Je peux vous assurer que nous allons tirer tous les enseignements de cet été, dans ce domaine comme dans d'autres. Vous avez évoqué les conséquences de la canicule. Comme vous, je n'admettrai pas que certains se défaussent sur vous et sur les préfets alors qu'ils devraient assumer toutes leurs responsabilités. Je suis impatient d'aller devant la commission pour le dire et notamment pour rappeler ce que sont précisément les missions des uns et des autres.

Pour revenir sur le projet de loi, dans quelques jours, nous aurons recueilli toutes les observations, obtenu tous les arbitrages. Dans un mois, le projet pourra être déposé au Conseil d'Etat. Dans deux mois, il sera déposé au Parlement. Avant l'été 2004, la loi sera notre nouveau cadre d'action.

Mais aujourd'hui, ma priorité est de restaurer un dialogue serein entre l'Etat, les élus et vous, un dialogue qui nécessite un engagement de tous les instants et une volonté acharnée de convaincre les plus réticents. Vous l'avez compris, je n'ai pas décidé de baisser les bras et de vous laisser seuls avec vos inquiétudes. Pour veiller au rythme des progrès à accomplir, pour garantir le respect des engagements pris, je vous propose d'ailleurs que tous les deux mois nous nous retrouvions, votre nouveau président et moi personnellement pour faire le point et faire avancer les choses.

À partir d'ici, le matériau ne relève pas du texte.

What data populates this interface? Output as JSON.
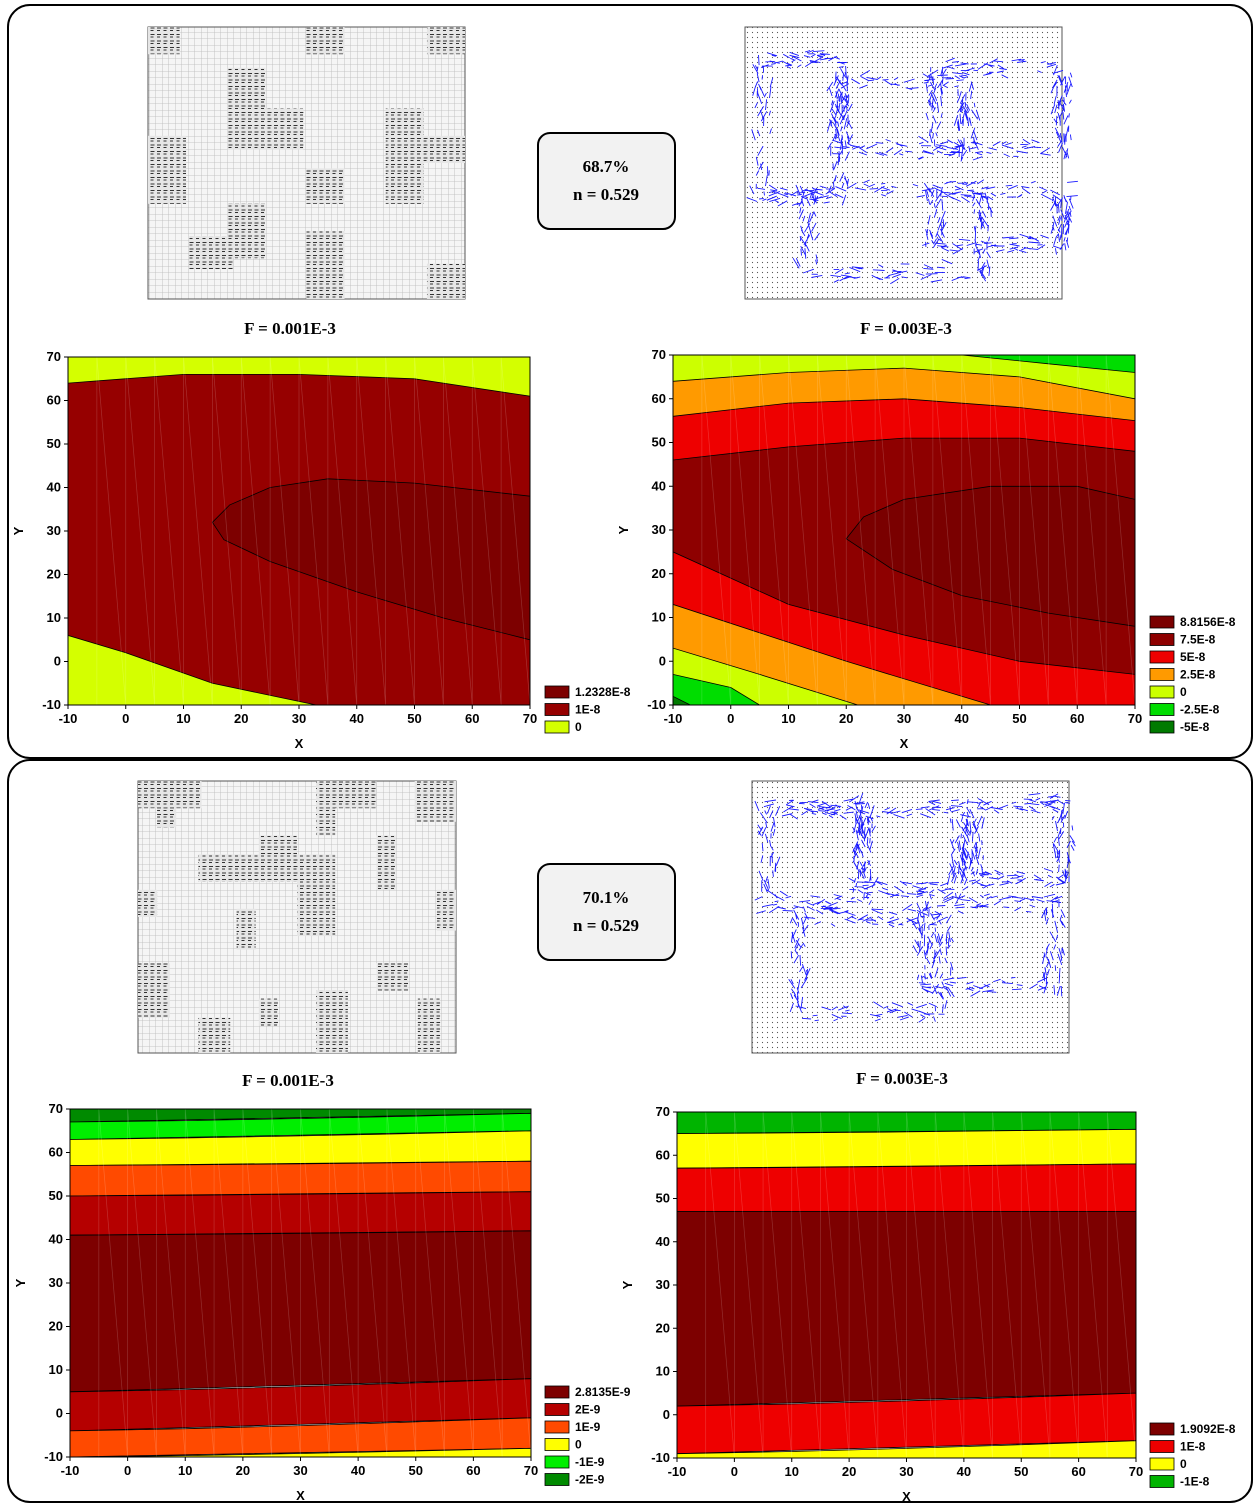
{
  "panels": [
    {
      "percent": "68.7%",
      "n": "n = 0.529"
    },
    {
      "percent": "70.1%",
      "n": "n = 0.529"
    }
  ],
  "chart_data": [
    {
      "type": "contour",
      "title": "F = 0.001E-3",
      "x_label": "X",
      "y_label": "Y",
      "xlim": [
        -10,
        70
      ],
      "ylim": [
        -10,
        70
      ],
      "xticks": [
        -10,
        0,
        10,
        20,
        30,
        40,
        50,
        60,
        70
      ],
      "yticks": [
        -10,
        0,
        10,
        20,
        30,
        40,
        50,
        60,
        70
      ],
      "series": [
        {
          "name": "1.2328E-8",
          "value": 1.2328e-08,
          "color": "#7d0000"
        },
        {
          "name": "1E-8",
          "value": 1e-08,
          "color": "#960000"
        },
        {
          "name": "0",
          "value": 0,
          "color": "#d4ff00"
        }
      ]
    },
    {
      "type": "contour",
      "title": "F = 0.003E-3",
      "x_label": "X",
      "y_label": "Y",
      "xlim": [
        -10,
        70
      ],
      "ylim": [
        -10,
        70
      ],
      "xticks": [
        -10,
        0,
        10,
        20,
        30,
        40,
        50,
        60,
        70
      ],
      "yticks": [
        -10,
        0,
        10,
        20,
        30,
        40,
        50,
        60,
        70
      ],
      "series": [
        {
          "name": "8.8156E-8",
          "value": 8.8156e-08,
          "color": "#7a0000"
        },
        {
          "name": "7.5E-8",
          "value": 7.5e-08,
          "color": "#8e0000"
        },
        {
          "name": "5E-8",
          "value": 5e-08,
          "color": "#ee0000"
        },
        {
          "name": "2.5E-8",
          "value": 2.5e-08,
          "color": "#ff9a00"
        },
        {
          "name": "0",
          "value": 0,
          "color": "#ccff00"
        },
        {
          "name": "-2.5E-8",
          "value": -2.5e-08,
          "color": "#00dd00"
        },
        {
          "name": "-5E-8",
          "value": -5e-08,
          "color": "#007a00"
        }
      ]
    },
    {
      "type": "contour",
      "title": "F = 0.001E-3",
      "x_label": "X",
      "y_label": "Y",
      "xlim": [
        -10,
        70
      ],
      "ylim": [
        -10,
        70
      ],
      "xticks": [
        -10,
        0,
        10,
        20,
        30,
        40,
        50,
        60,
        70
      ],
      "yticks": [
        -10,
        0,
        10,
        20,
        30,
        40,
        50,
        60,
        70
      ],
      "series": [
        {
          "name": "2.8135E-9",
          "value": 2.8135e-09,
          "color": "#7d0000"
        },
        {
          "name": "2E-9",
          "value": 2e-09,
          "color": "#b50000"
        },
        {
          "name": "1E-9",
          "value": 1e-09,
          "color": "#ff4a00"
        },
        {
          "name": "0",
          "value": 0,
          "color": "#ffff00"
        },
        {
          "name": "-1E-9",
          "value": -1e-09,
          "color": "#00ee00"
        },
        {
          "name": "-2E-9",
          "value": -2e-09,
          "color": "#008a00"
        }
      ]
    },
    {
      "type": "contour",
      "title": "F = 0.003E-3",
      "x_label": "X",
      "y_label": "Y",
      "xlim": [
        -10,
        70
      ],
      "ylim": [
        -10,
        70
      ],
      "xticks": [
        -10,
        0,
        10,
        20,
        30,
        40,
        50,
        60,
        70
      ],
      "yticks": [
        -10,
        0,
        10,
        20,
        30,
        40,
        50,
        60,
        70
      ],
      "series": [
        {
          "name": "1.9092E-8",
          "value": 1.9092e-08,
          "color": "#7d0000"
        },
        {
          "name": "1E-8",
          "value": 1e-08,
          "color": "#ee0000"
        },
        {
          "name": "0",
          "value": 0,
          "color": "#ffff00"
        },
        {
          "name": "-1E-8",
          "value": -1e-08,
          "color": "#00b400"
        }
      ]
    }
  ]
}
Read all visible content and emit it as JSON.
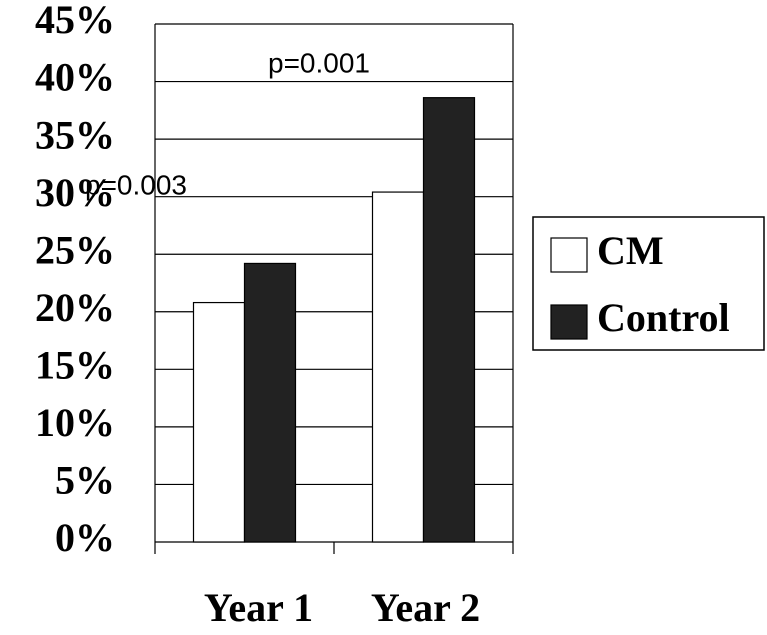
{
  "chart_data": {
    "type": "bar",
    "categories": [
      "Year 1",
      "Year 2"
    ],
    "series": [
      {
        "name": "CM",
        "color": "#ffffff",
        "values": [
          20.8,
          30.4
        ]
      },
      {
        "name": "Control",
        "color": "#222222",
        "values": [
          24.2,
          38.6
        ]
      }
    ],
    "ylim": [
      0,
      45
    ],
    "yticks": [
      {
        "value": 0,
        "label": "0%"
      },
      {
        "value": 5,
        "label": "5%"
      },
      {
        "value": 10,
        "label": "10%"
      },
      {
        "value": 15,
        "label": "15%"
      },
      {
        "value": 20,
        "label": "20%"
      },
      {
        "value": 25,
        "label": "25%"
      },
      {
        "value": 30,
        "label": "30%"
      },
      {
        "value": 35,
        "label": "35%"
      },
      {
        "value": 40,
        "label": "40%"
      },
      {
        "value": 45,
        "label": "45%"
      }
    ],
    "grid": true,
    "annotations": [
      "p=0.003",
      "p=0.001"
    ],
    "legend": "right"
  }
}
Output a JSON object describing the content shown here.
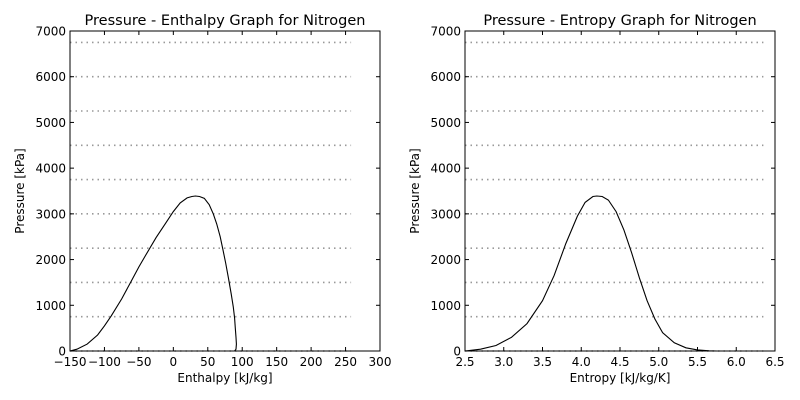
{
  "chart_data": [
    {
      "type": "line",
      "title": "Pressure - Enthalpy Graph for Nitrogen",
      "xlabel": "Enthalpy [kJ/kg]",
      "ylabel": "Pressure [kPa]",
      "xlim": [
        -150,
        300
      ],
      "ylim": [
        0,
        7000
      ],
      "xticks": [
        -150,
        -100,
        -50,
        0,
        50,
        100,
        150,
        200,
        250,
        300
      ],
      "xtick_labels": [
        "−150",
        "−100",
        "−50",
        "0",
        "50",
        "100",
        "150",
        "200",
        "250",
        "300"
      ],
      "yticks": [
        0,
        1000,
        2000,
        3000,
        4000,
        5000,
        6000,
        7000
      ],
      "ytick_labels": [
        "0",
        "1000",
        "2000",
        "3000",
        "4000",
        "5000",
        "6000",
        "7000"
      ],
      "grid": false,
      "isobars": {
        "pressures": [
          0,
          750,
          1500,
          2250,
          3000,
          3750,
          4500,
          5250,
          6000,
          6750
        ],
        "x_range": [
          -150,
          258
        ]
      },
      "series": [
        {
          "x": [
            -150,
            -140,
            -125,
            -110,
            -100,
            -90,
            -75,
            -60,
            -50,
            -40,
            -25,
            -10,
            0,
            10,
            20,
            27,
            32,
            38,
            45,
            52,
            58,
            63,
            68,
            72,
            76,
            80,
            84,
            87,
            89,
            90,
            91,
            91.5,
            91,
            89
          ],
          "y": [
            0,
            40,
            150,
            350,
            550,
            770,
            1140,
            1560,
            1840,
            2100,
            2480,
            2820,
            3050,
            3240,
            3350,
            3380,
            3390,
            3380,
            3340,
            3200,
            3000,
            2780,
            2500,
            2220,
            1920,
            1600,
            1250,
            960,
            720,
            500,
            300,
            150,
            40,
            0
          ]
        }
      ]
    },
    {
      "type": "line",
      "title": "Pressure - Entropy Graph for Nitrogen",
      "xlabel": "Entropy [kJ/kg/K]",
      "ylabel": "Pressure [kPa]",
      "xlim": [
        2.5,
        6.5
      ],
      "ylim": [
        0,
        7000
      ],
      "xticks": [
        2.5,
        3.0,
        3.5,
        4.0,
        4.5,
        5.0,
        5.5,
        6.0,
        6.5
      ],
      "xtick_labels": [
        "2.5",
        "3.0",
        "3.5",
        "4.0",
        "4.5",
        "5.0",
        "5.5",
        "6.0",
        "6.5"
      ],
      "yticks": [
        0,
        1000,
        2000,
        3000,
        4000,
        5000,
        6000,
        7000
      ],
      "ytick_labels": [
        "0",
        "1000",
        "2000",
        "3000",
        "4000",
        "5000",
        "6000",
        "7000"
      ],
      "grid": false,
      "isobars": {
        "pressures": [
          0,
          750,
          1500,
          2250,
          3000,
          3750,
          4500,
          5250,
          6000,
          6750
        ],
        "x_range": [
          2.5,
          6.35
        ]
      },
      "series": [
        {
          "x": [
            2.5,
            2.7,
            2.9,
            3.1,
            3.3,
            3.5,
            3.65,
            3.8,
            3.95,
            4.05,
            4.15,
            4.2,
            4.27,
            4.35,
            4.45,
            4.55,
            4.65,
            4.75,
            4.85,
            4.95,
            5.05,
            5.2,
            5.35,
            5.5,
            5.65,
            5.75
          ],
          "y": [
            0,
            40,
            120,
            300,
            600,
            1100,
            1650,
            2350,
            2950,
            3250,
            3380,
            3390,
            3380,
            3300,
            3050,
            2650,
            2150,
            1600,
            1100,
            700,
            400,
            180,
            70,
            25,
            5,
            0
          ]
        }
      ]
    }
  ]
}
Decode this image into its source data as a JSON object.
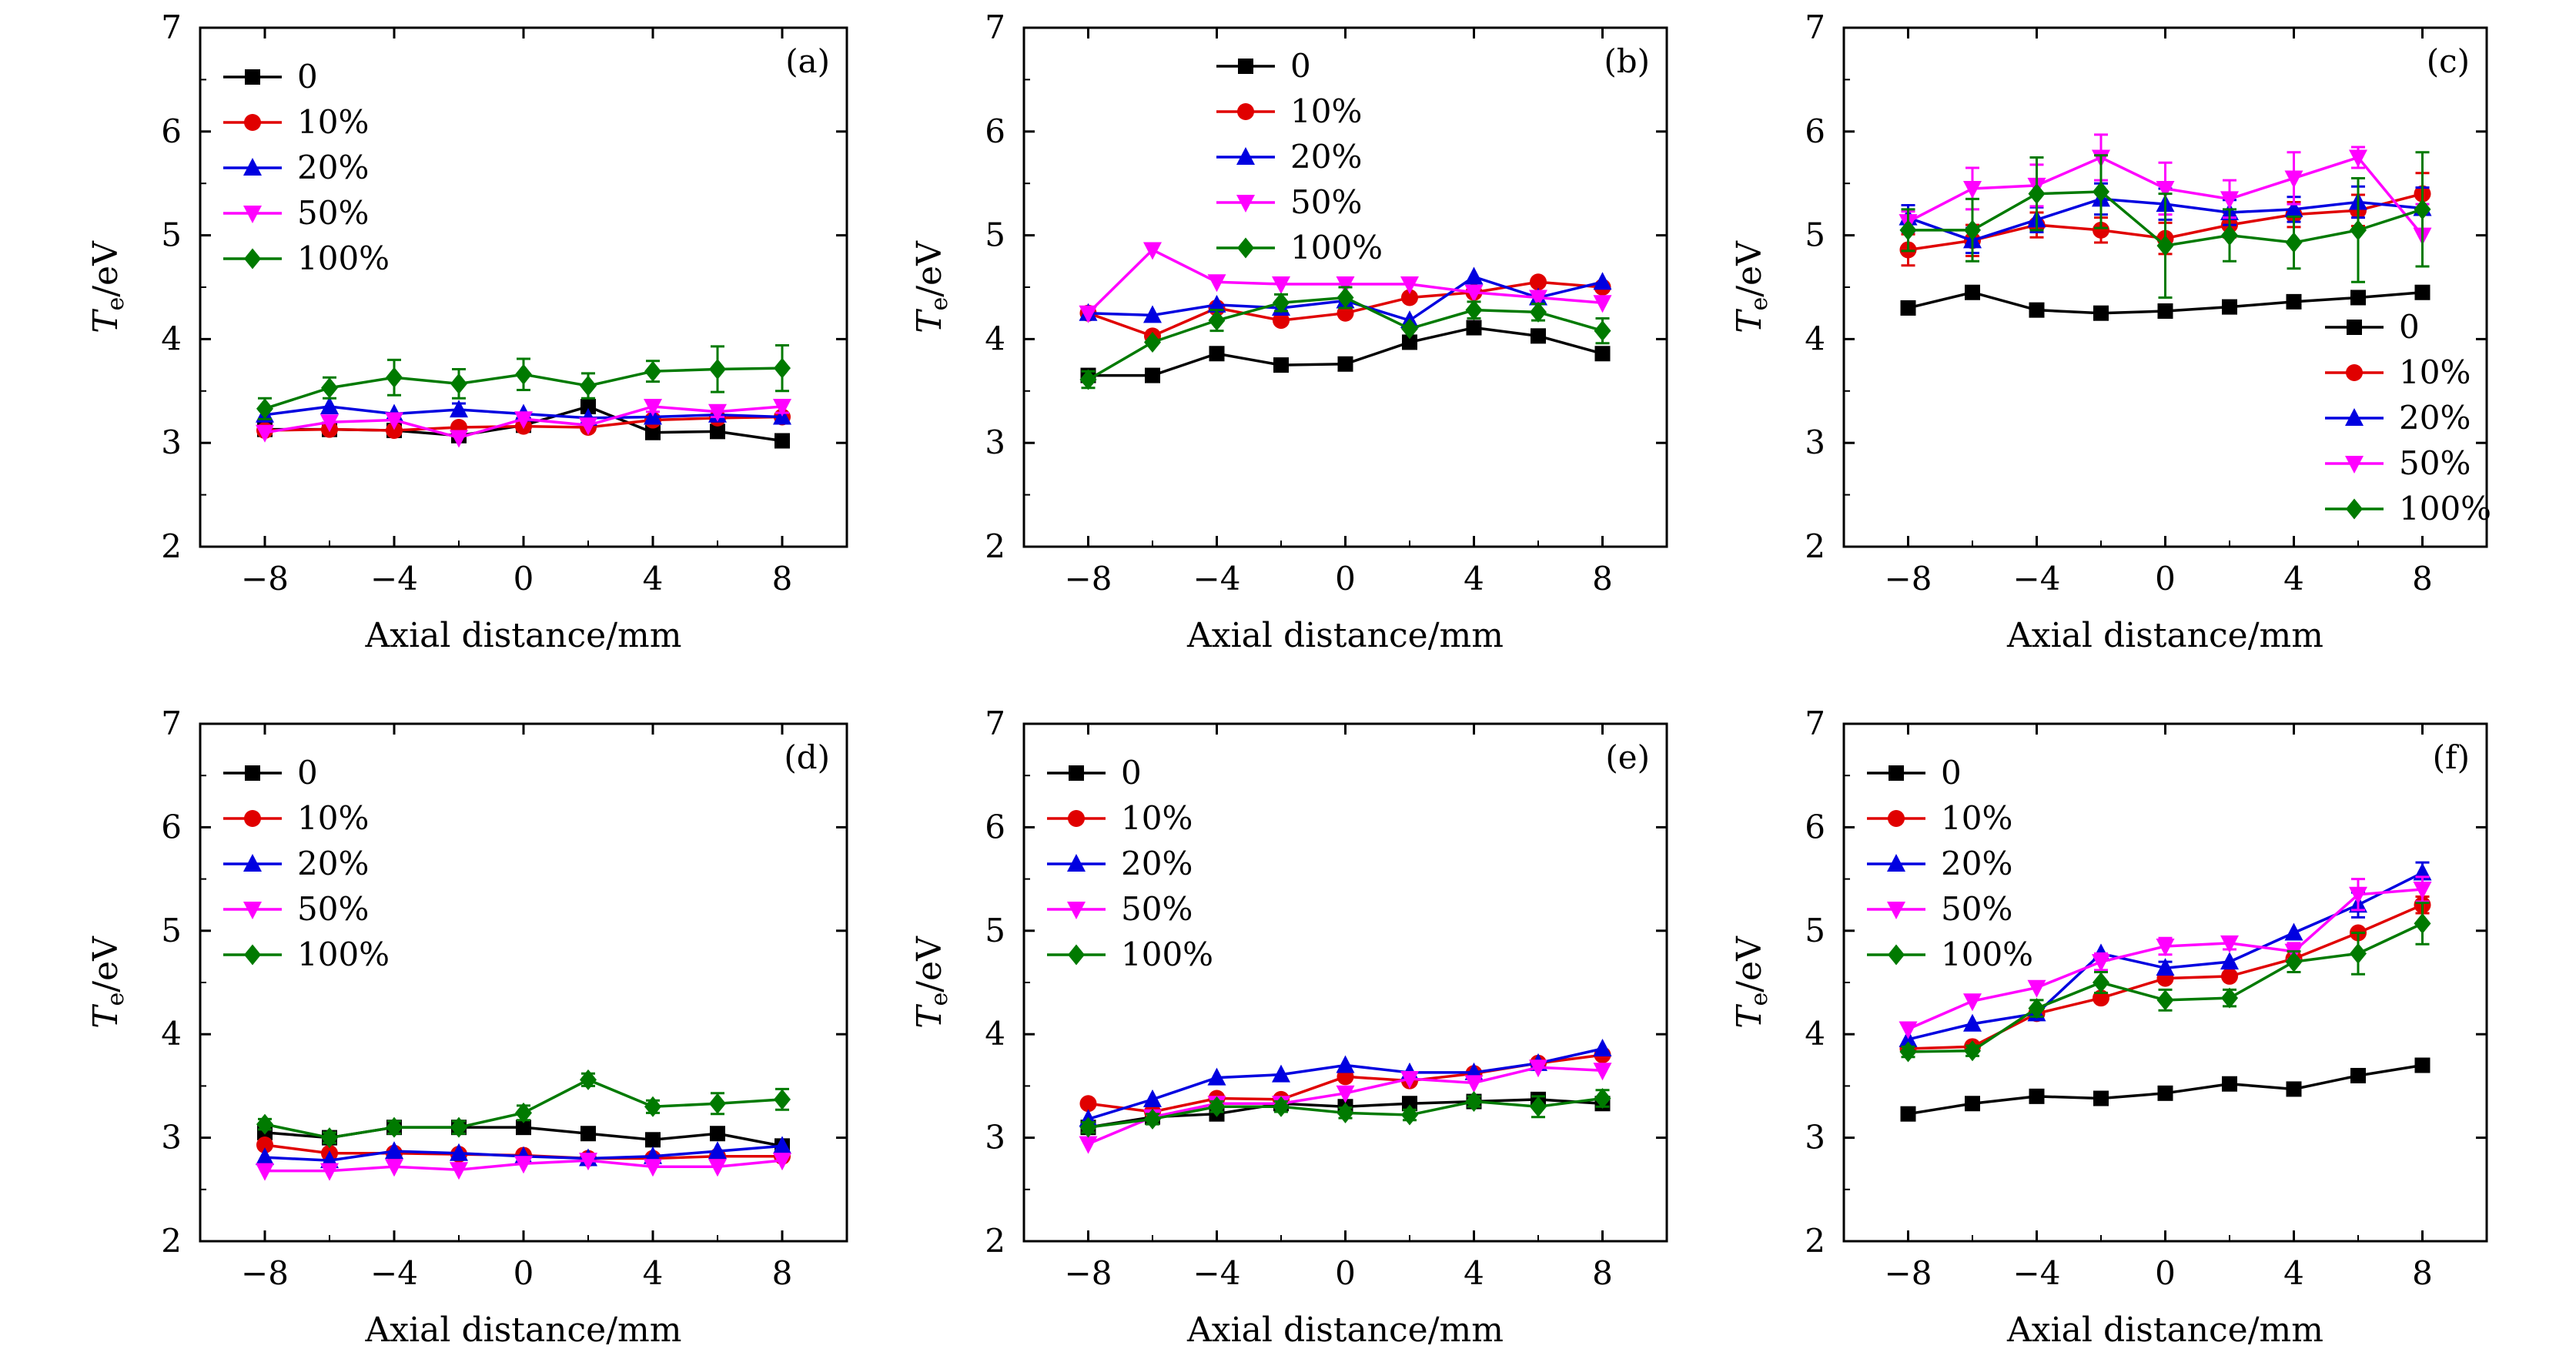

Je sais fort bien que ces réformes ne régleront pas toutes les difficultés et qu'elles ne satisferont pas toutes les demandes. Mais je sais aussi que c'est une maladie bien française de s'évertuer à élaborer une réforme parfaite, à tel point que jamais la réforme ne voit le jour. Sur tous ces dossiers, Colonel Ory vous avez toujours été un partenaire aux déclarations parfois aiguisées mais aussi au jugement avisé. Je souhaite à votre successeur, le Colonel Vignon pleine réussite dans cette belle aventure courageuse qu'il entreprend à son tour à la tête de votre fédération. Président Ory, ce congrès est à votre image, celle d'un homme d'une grande convivialité mais aussi animé d'une farouche volonté d'action. Vous l'aurez compris, ce n'est pas fait pour me déplaire. Je vous remercie de votre action. Comme je remercie tous les sapeurs-pompiers de leur engagement.